Une telle situation peut endommager les ponts, les barrages hydroélectriques et autres installations riveraines. Dans des régions froides comme le nord du Canada, l'embâcle se limite généralement à une étendue assez faible, de quelques dizaines de kilomètres, mais ses conséquences peuvent se faire sentir sur des centaines de kilomètres par des inondations et des blocs de glace à la dérive lors de la débâcle[12].
Cependant, le gel peut favoriser le transport terrestre et l'accès à certaines communautés reculées en l'absence de routes carrossables[12]. En géologie, l'englacement et les embâcles entraînent aussi un surcreusement du lit du cours d'eau[13].
Enjeux
Parmi les enjeux liés à la prévision, la maitrise ou la connaissance du phénomène figurent :
- Enjeux de sécurité
Le gel va permettre l'accumulation de verglas en cas de pluie ce qui est source d'accident.
- Enjeux pour les infrastructures
Certaines routes sont "hors-gel" et d'autres non, les réseaux électriques et lignes à haute-tension peuvent être dégradées par les stalactites et amas de glaces qui peuvent s'y accrocher dans certaines circonstances météorologiques.
- Enjeux environnementaux
Un gel brutal ou des gelées anormalement précoces ou tardives peuvent tuer un grand nombre de plantes, arbres et animaux, et contribuer à des crues de fontes des neiges suivies de sécheresses estivales et une modification du régime des eaux préjudiciable à certaines espèces aquatiques[14]. Des techniques de minimisation des effets du gel de radiation et d'évaporation sur les plantes existent et reposent sur la pose de brise-vent en amont d'un champ et la diminution active des pertes de chaleur dans le voisinage immédiat des cultures (écrans en couverture, aspersion et brouillards artificiels, chauffage localisé, brassage vers le sol de l'air situé dans la couche d'inversion de température, etc.)[2].
- Enjeux de transport
Le gel peut aussi jouer un rôle utilitaire et permettre à des véhicules de rouler sur des sols forestier sans trop les endommager (ainsi au Canada est-il depuis 1981 interdit d'utiliser une catégorie de pistes forestières administrativement nommées « chemins sans mise en forme » et autrefois dites « chemins d'hiver » ou « chemins temporaires » [15] si le sol n'est pas gelé au moins sur 35 cm, ceci afin de protéger les sols humides ou limoneux particulièrement vulnérables au tassement et à l'érosion[16] ;
- Enjeux d'aménagement dans les zones de pergélisol
Si le pergélisol fond, les routes, piste atterrissage[17], voies ferrées, remblais posés sur le pergélisol[18] ou déblais creusés dans ce même pergélisol et habitations construites sans fondations peuvent rapidement et dangereusement se dégrader, principalement en Sibérie ou dans le Nunavik (où dans la perspective du dérèglement climatique le pergélisol fait l'objet d'un suivi et de cartographies[19]), ainsi que dans les alpes[20].
Concepts reliés
Le point de givrage de l'air est la température à laquelle, tout en gardant inchangées les conditions barométriques courantes, l'air devient saturé de vapeur d'eau par rapport à la glace (humidité relative de 100 %). Il est donc l'équivalent du point de rosée pour la condensation de la vapeur d'eau directement en cristaux de glace, et non en micro-gouttelettes, lors de conditions de gel. C'est le phénomène de déposition, qui survient lorsque le point de givre est atteint, qui créé la gelée blanche et le brouillard glacé[21].

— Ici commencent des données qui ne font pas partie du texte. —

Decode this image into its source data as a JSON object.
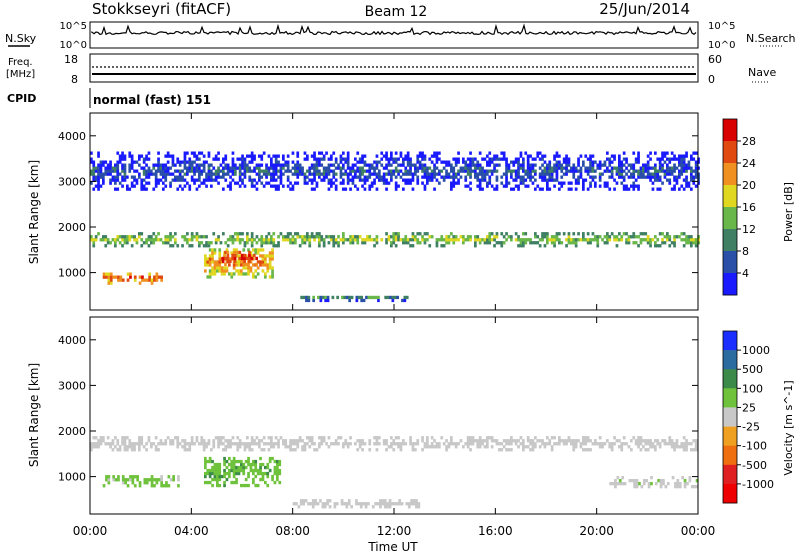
{
  "header": {
    "station": "Stokkseyri (fitACF)",
    "beam": "Beam 12",
    "date": "25/Jun/2014"
  },
  "noise_panel": {
    "left_label": "N.Sky",
    "left_ticks": [
      "10^5",
      "10^0"
    ],
    "right_ticks": [
      "10^5",
      "10^0"
    ],
    "right_label": "N.Search"
  },
  "freq_panel": {
    "label_line1": "Freq.",
    "label_line2": "[MHz]",
    "left_ticks": [
      "18",
      "8"
    ],
    "right_ticks": [
      "60",
      "0"
    ],
    "right_label": "Nave"
  },
  "cpid_panel": {
    "label": "CPID",
    "mode": "normal (fast) 151"
  },
  "x_axis": {
    "label": "Time UT",
    "ticks": [
      "00:00",
      "04:00",
      "08:00",
      "12:00",
      "16:00",
      "20:00",
      "00:00"
    ]
  },
  "colors": {
    "power": [
      "#1a1aff",
      "#2a4fa8",
      "#3f7f63",
      "#69b64a",
      "#e0d820",
      "#f09020",
      "#e04a10",
      "#d90000"
    ],
    "velocity": [
      "#1a2fff",
      "#2a6ba0",
      "#3b8a4a",
      "#6fc23c",
      "#c8c8c8",
      "#f0a020",
      "#ef6f10",
      "#e02020",
      "#ee0000"
    ]
  },
  "chart_data": [
    {
      "type": "heatmap",
      "panel": "power",
      "title": "",
      "xlabel": "",
      "ylabel": "Slant Range [km]",
      "y_ticks": [
        "1000",
        "2000",
        "3000",
        "4000"
      ],
      "ylim": [
        180,
        4500
      ],
      "xlim_hours": [
        0,
        24
      ],
      "colorbar": {
        "label": "Power [dB]",
        "ticks": [
          "4",
          "8",
          "12",
          "16",
          "20",
          "24",
          "28"
        ],
        "range": [
          0,
          30
        ]
      },
      "bands": [
        {
          "t_start": 0,
          "t_end": 24,
          "r_center": 1700,
          "r_width": 280,
          "value": 15
        },
        {
          "t_start": 0.5,
          "t_end": 2.8,
          "r_center": 850,
          "r_width": 220,
          "value": 24
        },
        {
          "t_start": 4.5,
          "t_end": 7.2,
          "r_center": 1200,
          "r_width": 650,
          "value": 21
        },
        {
          "t_start": 5.2,
          "t_end": 6.6,
          "r_center": 1300,
          "r_width": 300,
          "value": 27
        },
        {
          "t_start": 8.3,
          "t_end": 12.5,
          "r_center": 420,
          "r_width": 120,
          "value": 10
        },
        {
          "t_start": 0,
          "t_end": 24,
          "r_center": 3200,
          "r_width": 800,
          "value": 6
        }
      ]
    },
    {
      "type": "heatmap",
      "panel": "velocity",
      "title": "",
      "xlabel": "Time UT",
      "ylabel": "Slant Range [km]",
      "y_ticks": [
        "1000",
        "2000",
        "3000",
        "4000"
      ],
      "ylim": [
        180,
        4500
      ],
      "xlim_hours": [
        0,
        24
      ],
      "colorbar": {
        "label": "Velocity [m s^-1]",
        "ticks": [
          "1000",
          "500",
          "100",
          "25",
          "-25",
          "-100",
          "-500",
          "-1000"
        ],
        "range": [
          -1000,
          1000
        ]
      },
      "bands": [
        {
          "t_start": 0,
          "t_end": 24,
          "r_center": 1700,
          "r_width": 280,
          "value": 0
        },
        {
          "t_start": 0.5,
          "t_end": 3.5,
          "r_center": 900,
          "r_width": 260,
          "value": 150
        },
        {
          "t_start": 4.5,
          "t_end": 7.5,
          "r_center": 1100,
          "r_width": 650,
          "value": 300
        },
        {
          "t_start": 20.5,
          "t_end": 24,
          "r_center": 850,
          "r_width": 200,
          "value": 60
        },
        {
          "t_start": 8,
          "t_end": 13,
          "r_center": 380,
          "r_width": 140,
          "value": 0
        }
      ]
    }
  ]
}
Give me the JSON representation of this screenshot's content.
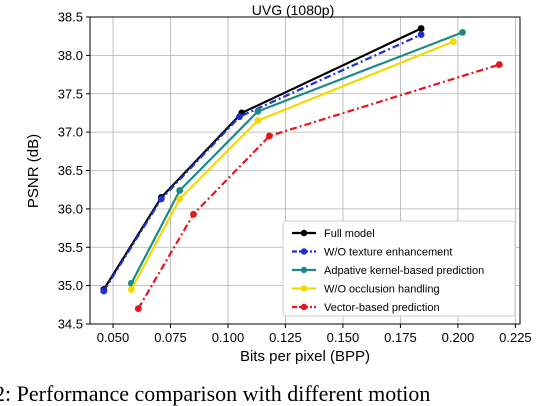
{
  "caption": "2: Performance comparison with different motion",
  "chart_data": {
    "type": "line",
    "title": "UVG (1080p)",
    "xlabel": "Bits per pixel (BPP)",
    "ylabel": "PSNR (dB)",
    "xlim": [
      0.04,
      0.227
    ],
    "ylim": [
      34.5,
      38.5
    ],
    "xticks": [
      "0.050",
      "0.075",
      "0.100",
      "0.125",
      "0.150",
      "0.175",
      "0.200",
      "0.225"
    ],
    "yticks": [
      "34.5",
      "35.0",
      "35.5",
      "36.0",
      "36.5",
      "37.0",
      "37.5",
      "38.0",
      "38.5"
    ],
    "grid": true,
    "legend_position": "lower right",
    "series": [
      {
        "name": "Full model",
        "color": "#000000",
        "linestyle": "solid",
        "x": [
          0.046,
          0.071,
          0.106,
          0.184
        ],
        "y": [
          34.95,
          36.15,
          37.25,
          38.35
        ]
      },
      {
        "name": "W/O texture enhancement",
        "color": "#1f2fd6",
        "linestyle": "dashdot",
        "x": [
          0.046,
          0.071,
          0.105,
          0.184
        ],
        "y": [
          34.93,
          36.13,
          37.2,
          38.27
        ]
      },
      {
        "name": "Adpative kernel-based prediction",
        "color": "#1b8a86",
        "linestyle": "solid",
        "x": [
          0.058,
          0.079,
          0.113,
          0.202
        ],
        "y": [
          35.03,
          36.24,
          37.27,
          38.3
        ]
      },
      {
        "name": "W/O occlusion handling",
        "color": "#f5d800",
        "linestyle": "solid",
        "x": [
          0.058,
          0.079,
          0.113,
          0.198
        ],
        "y": [
          34.95,
          36.13,
          37.15,
          38.18
        ]
      },
      {
        "name": "Vector-based prediction",
        "color": "#e6161a",
        "linestyle": "dashdot",
        "x": [
          0.061,
          0.085,
          0.118,
          0.218
        ],
        "y": [
          34.7,
          35.93,
          36.95,
          37.88
        ]
      }
    ]
  }
}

Le givre, un autre sens de gelée, est une vapeur d'eau qui se dépose sous forme solide sur une surface plus froide que l'air ambiant et dont la température est inférieure au point de congélation. On parle de gel meurtrier lorsque la gelée peut mettre fin à la croissance des plantes.
Le dégel est l'inverse du gel, soit une augmentation de la température au-dessus du point de congélation.
Voir aussi
Sources
- « Gelée », Glossaire de la météorologie, sur Météo-France (consulté le )
- « Gel », Glossaire de la météorologie, sur Météo-France (consulté le ).
- « Nombre de jours de gel », sur onerc.developpement-durable.gouv.fr, Observatoire National sur les Effets du Réchauffement Climatique (consulté le ).
- « Jours de gel annuels », sur Météo Expres (consulté le )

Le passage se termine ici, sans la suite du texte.